The Anatomy of the Medial Part of the Knee
Robert F. LaPrade, MD, PhD; Anders Hauge Engebretsen, Medical Student; Thuan V. Ly, MD; Steinar Johansen, MD; Fred A. Wentorf, MS; Lars Engebretsen, MD, PhD

Abstract

Background: While the anatomy of the medial part of the knee has been described qualitatively, quantitative descriptions of the attachment sites of the main medial knee structures have not been reported. The purpose of the present study was to verify the qualitative anatomy of medial knee structures and to perform a quantitative evaluation of their anatomic attachment sites as well as their relationships to pertinent osseous landmarks.

Methods: Dissections were performed and measurements were made for eight nonpaired fresh-frozen cadaveric knees with use of an electromagnetic three-dimensional tracking sensor system.

Results: In addition to the medial epicondyle and the adductor tubercle, a third osseous prominence, the gastrocnemius tubercle, which corresponded to the attachment site of the medial gastrocnemius tendon, was identified. The average length of the superficial medial (tibial) collateral ligament was 94.8 mm. The superficial medial collateral ligament femoral attachment was 3.2 mm proximal and 4.8 mm posterior to the medial epicondyle. The superficial medial collateral ligament had two separate attachments on the tibia. The distal attachment of the superficial medial collateral ligament on the tibia was 61.2 mm distal to the knee joint. The deep medial collateral ligament consisted of meniscofemoral and meniscotibial portions. The posterior oblique ligament femoral attachment was 7.7 mm distal and 6.4 mm posterior to the adductor tubercle and 1.4 mm distal and 2.9 mm anterior to the gastrocnemius tubercle. The medial patellofemoral ligament attachment on the femur was 1.9 mm anterior and 3.8 mm distal to the adductor tubercle.

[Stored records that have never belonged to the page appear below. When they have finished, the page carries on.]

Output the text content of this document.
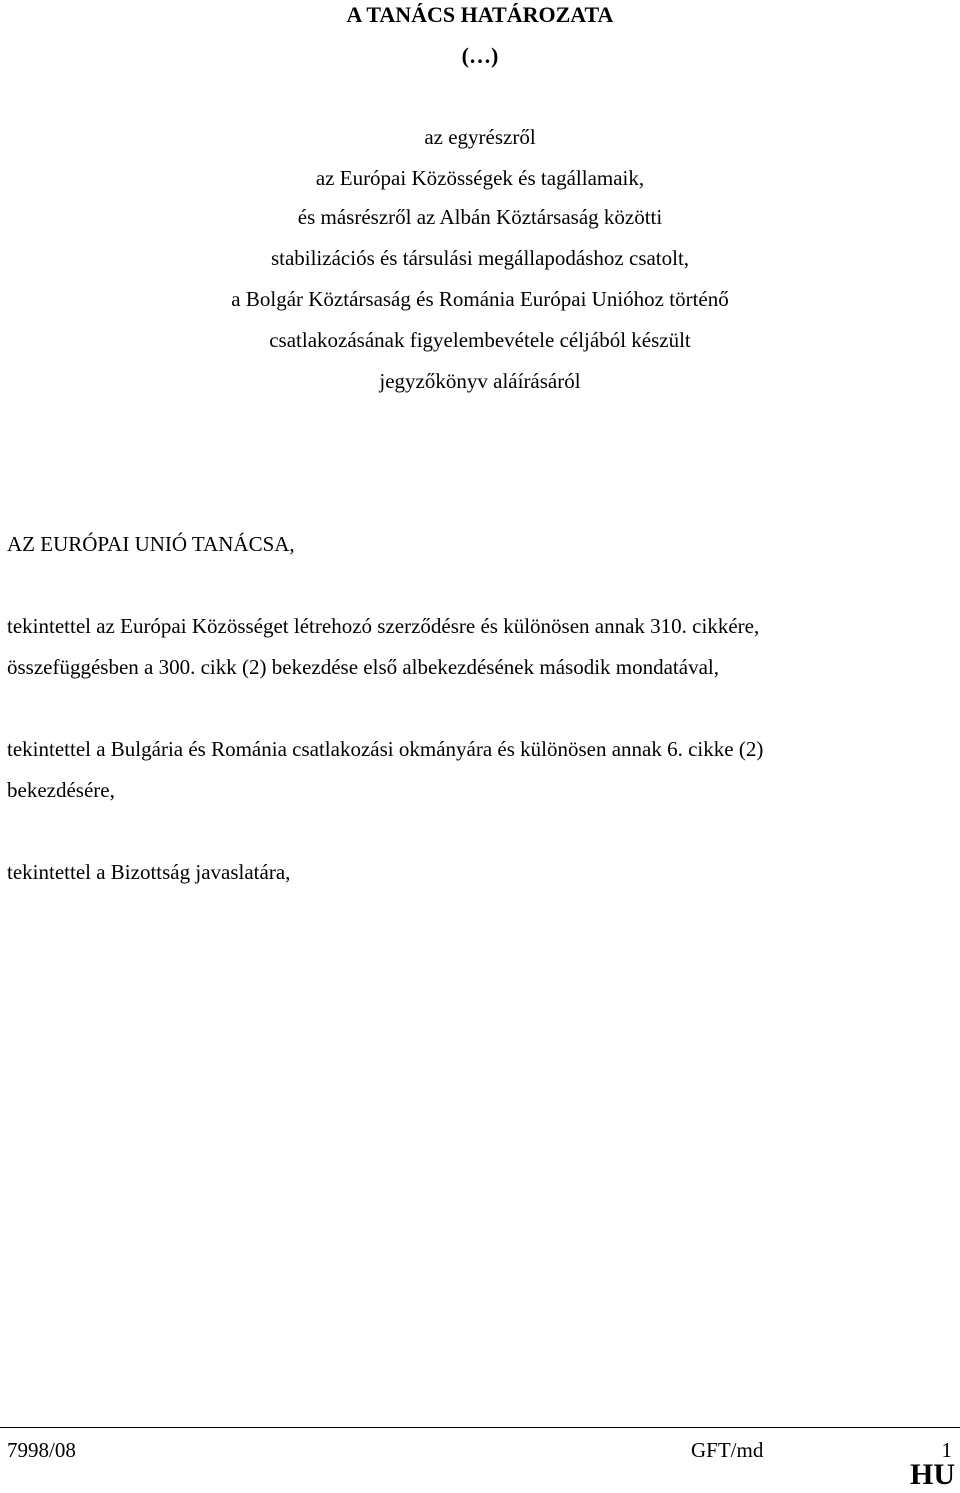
A TANÁCS HATÁROZATA
(…)
az egyrészről
az Európai Közösségek és tagállamaik,
és másrészről az Albán Köztársaság közötti
stabilizációs és társulási megállapodáshoz csatolt,
a Bolgár Köztársaság és Románia Európai Unióhoz történő
csatlakozásának figyelembevétele céljából készült
jegyzőkönyv aláírásáról
AZ EURÓPAI UNIÓ TANÁCSA,
tekintettel az Európai Közösséget létrehozó szerződésre és különösen annak 310. cikkére,
összefüggésben a 300. cikk (2) bekezdése első albekezdésének második mondatával,
tekintettel a Bulgária és Románia csatlakozási okmányára és különösen annak 6. cikke (2)
bekezdésére,
tekintettel a Bizottság javaslatára,
7998/08	GFT/md	1
HU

Conclusions: The medial knee ligament structures have a consistent attachment pattern.

Clinical Relevance: Identification of the gastrocnemius tubercle and the quantitative relationships presented here will be useful in the study of anatomic repairs and reconstructions of complex ligamentous injuries that involve the medial knee structures.

Footnotes

  • Disclosure: In support of their research for or preparation of this work, one or more of the authors received, in any one year, outside funding or grants in excess of $10,000 from Health East, Norway, and the Norwegian Research Council (grant #42692) and the Sports Medicine Research Fund of the Minnesota Medical Foundation. Neither they nor a member of their immediate families received payments or other benefits or a commitment or agreement to provide such benefits from a commercial entity. No commercial entity paid or directed, or agreed to pay or direct, any benefits to any research fund, foundation, division, center, clinical practice, or other charitable or nonprofit organization with which the authors, or a member of their immediate families, are affiliated or associated.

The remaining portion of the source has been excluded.